Simplify the following expressions using the exponential properties:

(a) \(e^2 \cdot e^3\)

(b) \((e^2)^3\)

(c) \(e^{-8} \cdot e^m\)

(d) \(\frac{e^{2x} \cdot e^y}{e^z}\)

(e) \(e^{\ln(5x)}\)

(f) \(e^{10-2\ln(5)}\)

Solution:

(a) Using the product rule for exponentials, we add the exponents:

\[e^2 \cdot e^3 = e^{2+3} = e^5\]

(b) Using the power rule for exponentials, we multiply the exponents:

\[(e^2)^3 = e^{2 \cdot 3} = e^6\]

(c) Using the product rule:

\[e^{-8} \cdot e^m = e^{-8+m} = e^{m-8}\]

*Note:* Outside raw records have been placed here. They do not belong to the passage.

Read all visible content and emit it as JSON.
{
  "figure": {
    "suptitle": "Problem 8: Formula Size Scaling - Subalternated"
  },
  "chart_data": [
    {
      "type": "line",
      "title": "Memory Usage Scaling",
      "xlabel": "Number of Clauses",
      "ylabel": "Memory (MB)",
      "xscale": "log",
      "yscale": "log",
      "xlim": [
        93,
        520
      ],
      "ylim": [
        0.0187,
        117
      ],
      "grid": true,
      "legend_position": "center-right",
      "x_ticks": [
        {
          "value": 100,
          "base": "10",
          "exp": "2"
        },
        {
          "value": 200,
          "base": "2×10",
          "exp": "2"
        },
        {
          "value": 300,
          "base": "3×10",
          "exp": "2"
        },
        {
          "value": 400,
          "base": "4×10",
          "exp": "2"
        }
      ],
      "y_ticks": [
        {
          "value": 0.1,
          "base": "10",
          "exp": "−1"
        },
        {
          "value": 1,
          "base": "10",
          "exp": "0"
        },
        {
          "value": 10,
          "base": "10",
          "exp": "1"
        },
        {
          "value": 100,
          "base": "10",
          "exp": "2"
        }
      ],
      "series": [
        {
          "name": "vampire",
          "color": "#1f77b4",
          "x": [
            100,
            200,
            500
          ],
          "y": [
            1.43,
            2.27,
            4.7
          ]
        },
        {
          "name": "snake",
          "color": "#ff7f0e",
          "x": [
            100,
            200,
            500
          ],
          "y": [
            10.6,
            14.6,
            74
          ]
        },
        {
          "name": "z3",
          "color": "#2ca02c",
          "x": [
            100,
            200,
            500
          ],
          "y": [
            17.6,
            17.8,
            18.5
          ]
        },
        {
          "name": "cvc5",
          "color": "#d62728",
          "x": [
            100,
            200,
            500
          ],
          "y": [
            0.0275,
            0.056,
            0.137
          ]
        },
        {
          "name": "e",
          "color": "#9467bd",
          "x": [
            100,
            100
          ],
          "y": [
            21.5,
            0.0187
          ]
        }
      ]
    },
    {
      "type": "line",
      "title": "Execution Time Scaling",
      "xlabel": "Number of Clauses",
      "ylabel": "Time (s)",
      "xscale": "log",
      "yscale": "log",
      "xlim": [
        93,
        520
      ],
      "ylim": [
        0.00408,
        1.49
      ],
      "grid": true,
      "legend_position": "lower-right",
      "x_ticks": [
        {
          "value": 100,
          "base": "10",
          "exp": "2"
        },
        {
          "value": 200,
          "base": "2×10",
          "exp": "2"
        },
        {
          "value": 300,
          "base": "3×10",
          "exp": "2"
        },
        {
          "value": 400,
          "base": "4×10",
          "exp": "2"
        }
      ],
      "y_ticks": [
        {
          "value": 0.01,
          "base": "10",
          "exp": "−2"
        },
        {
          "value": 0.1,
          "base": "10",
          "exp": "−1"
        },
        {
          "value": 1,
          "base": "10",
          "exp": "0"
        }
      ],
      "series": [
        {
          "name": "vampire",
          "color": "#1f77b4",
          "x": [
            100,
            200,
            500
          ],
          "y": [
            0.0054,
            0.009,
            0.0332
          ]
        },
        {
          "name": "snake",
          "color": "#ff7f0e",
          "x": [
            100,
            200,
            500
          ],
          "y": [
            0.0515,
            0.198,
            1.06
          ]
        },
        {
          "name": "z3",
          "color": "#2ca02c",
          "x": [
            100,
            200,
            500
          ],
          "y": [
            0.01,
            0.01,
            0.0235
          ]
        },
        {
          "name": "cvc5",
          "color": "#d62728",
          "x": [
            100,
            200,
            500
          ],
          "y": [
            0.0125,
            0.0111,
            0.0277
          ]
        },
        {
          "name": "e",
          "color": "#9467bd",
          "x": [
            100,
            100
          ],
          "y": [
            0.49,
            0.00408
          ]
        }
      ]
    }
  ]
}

(d) First apply the product rule to the numerator, then the quotient rule:

\[\frac{e^{2x} \cdot e^y}{e^z} = \frac{e^{2x+y}}{e^z} = e^{2x+y-z}\]

(e) Using the inverse property of exponentials and logarithms:

\[e^{\ln(5x)} = 5x\]

(f) Note that \(2\ln(5) = \ln(5^2) = \ln(25)\). Rewriting using logarithm properties:

\[e^{10-2\ln(5)} = e^{10-\ln(25)} = e^{10} \cdot e^{-\ln(25)} = \frac{e^{10}}{e^{\ln(25)}} = \frac{e^{10}}{25}\]
Problem 2: Solve a Logarithmic Equation

Solve the following equation for \(x\): \(\ln(x^2) = 20\)

Solution:

We use the following trick:

\[e^{\ln(x^2)} = e^{20}\]

Because \(e^{\ln(x)}=x\), then:

\[x^2=e^{20}\]

Taking the square root of both sides:

\[x=\pm\sqrt{e^{20}}=\pm (e^{20})^{1/2}=\pm e^{10}\]
Problem 3: Expand Logarithmic Expressions

Express the following as sums, differences, and multiples of basic logarithmic functions such as \(\ln(x)\), \(\ln(y)\), and \(\ln(z)\):

(a) \(\ln\left(\frac{xy}{z}\right)\)

(b) \(\ln\left(\frac{x^2}{y\sqrt{z}}\right)\)

Solution:

(a) First apply the quotient rule, then the product rule:

\[\ln\left(\frac{xy}{z}\right) = \ln(xy) - \ln(z) = \ln(x) + \ln(y) - \ln(z)\]

(b) Note that \(\sqrt{z} = z^{1/2}\). Apply the quotient rule, product rule, and power rule:

\[\ln\left(\frac{x^2}{y\sqrt{z}}\right) = \ln(x^2) - \ln(y\sqrt{z}) = \ln(x^2) - \ln(y) - \ln(z^{1/2}) = 2\ln(x) - \ln(y) - \frac{1}{2}\ln(z)\]
Problem 4: Compute Trigonometric Values

Suppose \(\cos(\theta) = \frac{2}{3}\), and \(\theta\) is in the fourth quadrant. Compute \(\sin(\theta)\), \(\cot(\theta)\), and \(\sec(\theta)\).

Solution:

We begin by finding \(\sin(\theta)\) using the Pythagorean identity:

\[\sin^2(\theta) + \cos^2(\theta) = 1\] \[\sin^2(\theta) = 1 - \cos^2(\theta) = 1 - \left(\frac{2}{3}\right)^2 = 1 - \frac{4}{9} = \frac{5}{9}\] \[\sin(\theta) = \pm\frac{\sqrt{5}}{3}\]

Since \(\theta\) is in the fourth quadrant, where sine is negative:

\[\sin(\theta) = -\frac{\sqrt{5}}{3}\]

Now we compute \(\cot(\theta)\) using the definition:

\[\cot(\theta) = \frac{\cos(\theta)}{\sin(\theta)} = \frac{\frac{2}{3}}{-\frac{\sqrt{5}}{3}} = -\frac{2}{\sqrt{5}}\]

Finally, we compute \(\sec(\theta)\):

\[\sec(\theta) = \frac{1}{\cos(\theta)} = \frac{1}{\frac{2}{3}} = \frac{3}{2}\]

Important: When using the Pythagorean identity to find sine or cosine values, always consider the quadrant to determine the correct sign of the result. In the fourth quadrant, cosine is positive and sine is negative.